ELF - "Ensemble Learning Framework"

1

Introduction

This piece of software, written in C++, is constructed being a stand-alone supervised machine learning framework. ELF is able to solve regression as well as classification problems. Our goal is doing this as accurate and as fast as possible. Recently, ensemble learning turns out to be very popular. The ELF supports ensembling in some ways.

The optimization target can be the RMSE, MAE, AUC or the classification error. The ELF supports multi-class classification problems and multi-domain classification. Multi-domain means that we have more than one label per example. The ELF has well implemented base learners. The ensemble functionality of the framework is realized with stacking, cascade learning and residual training. Stacking is a simple linear combination. ELF has the opportunity of cascade learning, which is an extention of the features with predictions from other models. Parameter selection can be done with cross-validation or bagging.

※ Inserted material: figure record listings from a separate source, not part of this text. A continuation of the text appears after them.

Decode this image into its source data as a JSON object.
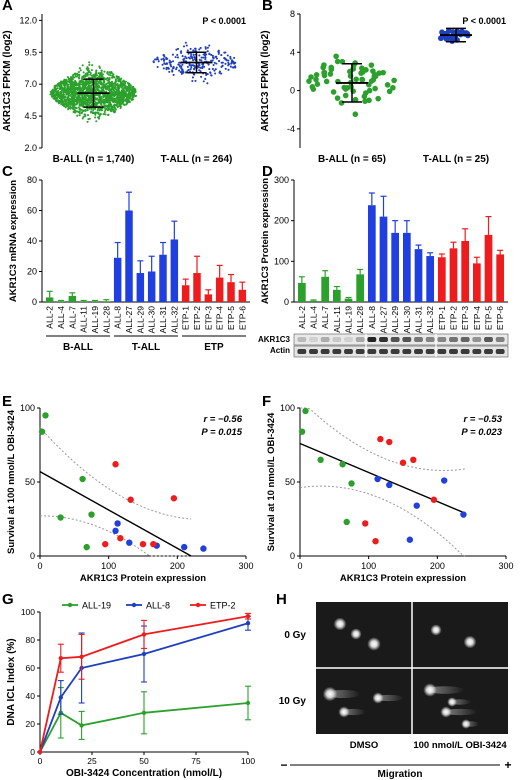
{
  "chart_data": [
    {
      "panel": "A",
      "type": "scatter",
      "ylabel": "AKR1C3 FPKM (log2)",
      "ylim": [
        2.0,
        12.5
      ],
      "yticks": [
        "2.0",
        "4.5",
        "7.0",
        "9.5",
        "12.0"
      ],
      "categories": [
        "B-ALL (n = 1,740)",
        "T-ALL (n = 264)"
      ],
      "groups": [
        {
          "name": "B-ALL (n = 1,740)",
          "color": "#2ca02c",
          "n": 1740,
          "mean": 6.3,
          "sd": 1.1,
          "range": [
            2.0,
            12.0
          ]
        },
        {
          "name": "T-ALL (n = 264)",
          "color": "#1f3fbf",
          "n": 264,
          "mean": 8.7,
          "sd": 0.8,
          "range": [
            5.5,
            12.5
          ]
        }
      ],
      "pvalue": "P < 0.0001"
    },
    {
      "panel": "B",
      "type": "scatter",
      "ylabel": "AKR1C3 FPKM (log2)",
      "ylim": [
        -6,
        8
      ],
      "yticks": [
        "-4",
        "0",
        "4",
        "8"
      ],
      "categories": [
        "B-ALL (n = 65)",
        "T-ALL (n = 25)"
      ],
      "groups": [
        {
          "name": "B-ALL (n = 65)",
          "color": "#2ca02c",
          "n": 65,
          "mean": 0.8,
          "sd": 2.0,
          "range": [
            -6,
            6.5
          ]
        },
        {
          "name": "T-ALL (n = 25)",
          "color": "#1f3fbf",
          "n": 25,
          "mean": 5.8,
          "sd": 0.7,
          "range": [
            0,
            7.5
          ]
        }
      ],
      "pvalue": "P < 0.0001"
    },
    {
      "panel": "C",
      "type": "bar",
      "ylabel": "AKR1C3 mRNA expression",
      "ylim": [
        0,
        80
      ],
      "yticks": [
        "0",
        "20",
        "40",
        "60",
        "80"
      ],
      "categories": [
        "ALL-2",
        "ALL-4",
        "ALL-7",
        "ALL-11",
        "ALL-19",
        "ALL-28",
        "ALL-8",
        "ALL-27",
        "ALL-29",
        "ALL-30",
        "ALL-31",
        "ALL-32",
        "ETP-1",
        "ETP-2",
        "ETP-3",
        "ETP-4",
        "ETP-5",
        "ETP-6"
      ],
      "values": [
        3,
        0.5,
        4,
        0.5,
        0.5,
        0.5,
        29,
        60,
        19,
        20,
        31,
        41,
        11,
        19,
        5,
        16,
        13,
        8
      ],
      "errors": [
        4,
        0.5,
        2,
        0.5,
        0.5,
        1,
        10,
        12,
        8,
        10,
        8,
        12,
        4,
        11,
        3,
        8,
        5,
        5
      ],
      "colors": [
        "#2ca02c",
        "#2ca02c",
        "#2ca02c",
        "#2ca02c",
        "#2ca02c",
        "#2ca02c",
        "#1f3fe0",
        "#1f3fe0",
        "#1f3fe0",
        "#1f3fe0",
        "#1f3fe0",
        "#1f3fe0",
        "#ee1c1c",
        "#ee1c1c",
        "#ee1c1c",
        "#ee1c1c",
        "#ee1c1c",
        "#ee1c1c"
      ],
      "group_labels": [
        "B-ALL",
        "T-ALL",
        "ETP"
      ]
    },
    {
      "panel": "D",
      "type": "bar",
      "ylabel": "AKR1C3 Protein expression",
      "ylim": [
        0,
        300
      ],
      "yticks": [
        "0",
        "100",
        "200",
        "300"
      ],
      "categories": [
        "ALL-2",
        "ALL-4",
        "ALL-7",
        "ALL-11",
        "ALL-19",
        "ALL-28",
        "ALL-8",
        "ALL-27",
        "ALL-29",
        "ALL-30",
        "ALL-31",
        "ALL-32",
        "ETP-1",
        "ETP-2",
        "ETP-3",
        "ETP-4",
        "ETP-5",
        "ETP-6"
      ],
      "values": [
        47,
        3,
        62,
        30,
        8,
        68,
        238,
        210,
        170,
        170,
        130,
        113,
        110,
        132,
        150,
        95,
        165,
        117
      ],
      "errors": [
        15,
        2,
        15,
        8,
        3,
        12,
        30,
        50,
        30,
        30,
        10,
        8,
        8,
        15,
        30,
        15,
        45,
        10
      ],
      "colors": [
        "#2ca02c",
        "#2ca02c",
        "#2ca02c",
        "#2ca02c",
        "#2ca02c",
        "#2ca02c",
        "#1f3fe0",
        "#1f3fe0",
        "#1f3fe0",
        "#1f3fe0",
        "#1f3fe0",
        "#1f3fe0",
        "#ee1c1c",
        "#ee1c1c",
        "#ee1c1c",
        "#ee1c1c",
        "#ee1c1c",
        "#ee1c1c"
      ],
      "blot_labels": [
        "AKR1C3",
        "Actin"
      ]
    },
    {
      "panel": "E",
      "type": "scatter",
      "xlabel": "AKR1C3 Protein expression",
      "ylabel": "Survival at 100 nmol/L OBI-3424",
      "xlim": [
        0,
        300
      ],
      "ylim": [
        0,
        100
      ],
      "xticks": [
        "0",
        "100",
        "200",
        "300"
      ],
      "yticks": [
        "0",
        "50",
        "100"
      ],
      "points": [
        {
          "x": 3,
          "y": 84,
          "c": "#2ca02c"
        },
        {
          "x": 8,
          "y": 95,
          "c": "#2ca02c"
        },
        {
          "x": 30,
          "y": 26,
          "c": "#2ca02c"
        },
        {
          "x": 62,
          "y": 52,
          "c": "#2ca02c"
        },
        {
          "x": 68,
          "y": 6,
          "c": "#2ca02c"
        },
        {
          "x": 75,
          "y": 28,
          "c": "#2ca02c"
        },
        {
          "x": 110,
          "y": 17,
          "c": "#1f3fe0"
        },
        {
          "x": 113,
          "y": 22,
          "c": "#1f3fe0"
        },
        {
          "x": 130,
          "y": 9,
          "c": "#1f3fe0"
        },
        {
          "x": 170,
          "y": 7,
          "c": "#1f3fe0"
        },
        {
          "x": 210,
          "y": 6,
          "c": "#1f3fe0"
        },
        {
          "x": 238,
          "y": 5,
          "c": "#1f3fe0"
        },
        {
          "x": 95,
          "y": 8,
          "c": "#ee1c1c"
        },
        {
          "x": 110,
          "y": 62,
          "c": "#ee1c1c"
        },
        {
          "x": 117,
          "y": 12,
          "c": "#ee1c1c"
        },
        {
          "x": 132,
          "y": 38,
          "c": "#ee1c1c"
        },
        {
          "x": 150,
          "y": 8,
          "c": "#ee1c1c"
        },
        {
          "x": 165,
          "y": 8,
          "c": "#ee1c1c"
        },
        {
          "x": 195,
          "y": 39,
          "c": "#ee1c1c"
        }
      ],
      "fit": [
        [
          0,
          57
        ],
        [
          220,
          0
        ]
      ],
      "r": "r = −0.56",
      "p": "P = 0.015"
    },
    {
      "panel": "F",
      "type": "scatter",
      "xlabel": "AKR1C3 Protein expression",
      "ylabel": "Survival at 10 nmol/L OBI-3424",
      "xlim": [
        0,
        300
      ],
      "ylim": [
        0,
        100
      ],
      "xticks": [
        "0",
        "100",
        "200",
        "300"
      ],
      "yticks": [
        "0",
        "50",
        "100"
      ],
      "points": [
        {
          "x": 3,
          "y": 84,
          "c": "#2ca02c"
        },
        {
          "x": 8,
          "y": 98,
          "c": "#2ca02c"
        },
        {
          "x": 30,
          "y": 65,
          "c": "#2ca02c"
        },
        {
          "x": 62,
          "y": 62,
          "c": "#2ca02c"
        },
        {
          "x": 68,
          "y": 23,
          "c": "#2ca02c"
        },
        {
          "x": 75,
          "y": 49,
          "c": "#2ca02c"
        },
        {
          "x": 113,
          "y": 52,
          "c": "#1f3fe0"
        },
        {
          "x": 130,
          "y": 48,
          "c": "#1f3fe0"
        },
        {
          "x": 160,
          "y": 11,
          "c": "#1f3fe0"
        },
        {
          "x": 170,
          "y": 34,
          "c": "#1f3fe0"
        },
        {
          "x": 210,
          "y": 51,
          "c": "#1f3fe0"
        },
        {
          "x": 238,
          "y": 28,
          "c": "#1f3fe0"
        },
        {
          "x": 95,
          "y": 22,
          "c": "#ee1c1c"
        },
        {
          "x": 110,
          "y": 10,
          "c": "#ee1c1c"
        },
        {
          "x": 117,
          "y": 79,
          "c": "#ee1c1c"
        },
        {
          "x": 130,
          "y": 77,
          "c": "#ee1c1c"
        },
        {
          "x": 150,
          "y": 63,
          "c": "#ee1c1c"
        },
        {
          "x": 165,
          "y": 65,
          "c": "#ee1c1c"
        },
        {
          "x": 195,
          "y": 38,
          "c": "#ee1c1c"
        }
      ],
      "fit": [
        [
          0,
          76
        ],
        [
          240,
          29
        ]
      ],
      "r": "r = −0.53",
      "p": "P = 0.023"
    },
    {
      "panel": "G",
      "type": "line",
      "xlabel": "OBI-3424 Concentration (nmol/L)",
      "ylabel": "DNA ICL Index (%)",
      "xlim": [
        0,
        100
      ],
      "ylim": [
        0,
        100
      ],
      "xticks": [
        "0",
        "25",
        "50",
        "75",
        "100"
      ],
      "yticks": [
        "0",
        "20",
        "40",
        "60",
        "80",
        "100"
      ],
      "x": [
        0,
        10,
        20,
        50,
        100
      ],
      "series": [
        {
          "name": "ALL-19",
          "color": "#2ca02c",
          "values": [
            0,
            28,
            19,
            28,
            35
          ],
          "errors": [
            0,
            18,
            10,
            15,
            12
          ]
        },
        {
          "name": "ALL-8",
          "color": "#1f3fbf",
          "values": [
            0,
            39,
            60,
            70,
            92
          ],
          "errors": [
            0,
            12,
            25,
            20,
            5
          ]
        },
        {
          "name": "ETP-2",
          "color": "#ee1c1c",
          "values": [
            0,
            67,
            68,
            84,
            97
          ],
          "errors": [
            0,
            10,
            16,
            10,
            2
          ]
        }
      ],
      "legend": "top"
    },
    {
      "panel": "H",
      "type": "image",
      "row_labels": [
        "0 Gy",
        "10 Gy"
      ],
      "col_labels": [
        "DMSO",
        "100 nmol/L OBI-3424"
      ],
      "axis_label": "Migration",
      "minus": "−",
      "plus": "+"
    }
  ],
  "panel_letters": [
    "A",
    "B",
    "C",
    "D",
    "E",
    "F",
    "G",
    "H"
  ]
}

Parameter selection means searching for good metaparameters in order to control overfitting of each individual model.

Features

The Framework
- Features and targets are stored as matrices (no sparse features possible!)
- The size of the feature matrix is limited to 2³² elements
- Floating point precision can be single (4Byte) or double (8Byte)
- Training speed is a main design goal
- Accuracy is a main design goal
- Many learners use Intel's performance libraries: IPP and MKL (both come with Intel C++ compiler package)
Regression
- All learners solve a regression problem
- Any classification problem is transferd to a regression problem!
- RMSE or MAE as optimization target
Classification
- RMSE or AUC (2-class) or classification error as optimization target
- Multi-class classification (>2 classes)
- Multi-domain classification (>1 labels)
Parameter selection - control overfitting
- k-fold Cross Validation
- Bagging (out-of-bag estimate)
- Cross Validation and Bagging are parallelized via OpenMP
Base Learners
- Linear Regression
- Polynomial Regression
- K-Nearest Neighbors
- Neural Networks
- Gradient Boosted Decision Trees
- Kernel Ridge Regression
Ensemble Learning
- Stacking (linear combination, lowering the RMSE)
- Training on Residuals
- Cascade Learning
- Bagging (from parameter selection)
Prediction
- 3 Modes
  - Retraining - Re-Train the model with best metaparameters on all avaliable data
  - CrossFoldMean - Average prediction of k models from the k-fold cross validation
  - Bagging - Average prediction of k models from the bagging setup
- All model parameters and combination weights are stored in binary files
- Ready-to-predict state. Making predictions of arbitrary new test features from the whole ensemble

Usage

The configuration of the learners (which algorithms and which parameters) is dataset dependent. A separate directory structure for each dataset is needed. In this directory, a Master.dsc file must exist. The file ending *.dsc means this file is a description file (text file).

File-Format

This section gives a short overview of the dsc-file-format. Lines, which begin with # are comments. A value can be set with e.g. value=1.23, no spaces between the "=" sign. The Master.dsc file must begin in the first line with e.g. dataset=MNIST. The second line must be e.g. isClassificationDataset=1. Then a couple of values are set. The algorithms in their train order must be specified after a line, which contains [ALGORITHMS]. In the algortihm's dsc-files (e.g. NeuralNetwork_1.dsc) there are sections for each variable type. The types are [int], [double], [bool] and [string]. The first line in an algorithm's description file is e.g. ALGORITHM=LinearModel. The second line is e.g. ID=1, the ids in the algorithms are ascending, beginning with 1. The third line can be e.g. TRAIN_ON_FULLPREDICTOR=NeuralNetwork_1.dat, which means that the current algorithm trains on the residuals which is stored in the NeuralNetwork_1.dat file. The fourth line can be e.g. DISABLE=1, which assumes that this algorithm is already trained (is helpful when train ensembles).

Starting

The data set name and one of these characters [t,b,p] must be specified in the console in order to start the training, blending or prediction. Blending means to combine existing results (e.g. calculate linear regression coefficients). The following examples shows the usage.
$ ./ELF LETTER t : start training
$ ./ELF LETTER b : start blending existing algorithms (seldom used)
$ ./ELF LETTER p : start prediction

The ELF starts training all specified algorithms sequentially when ./ELF dataset t is entered into your console. The algorithms are set in the Master.dsc file after the line [ALGORITHMS]. By calling ./ELF dataset p the ELF starts to predict the predifined testset of the dataset.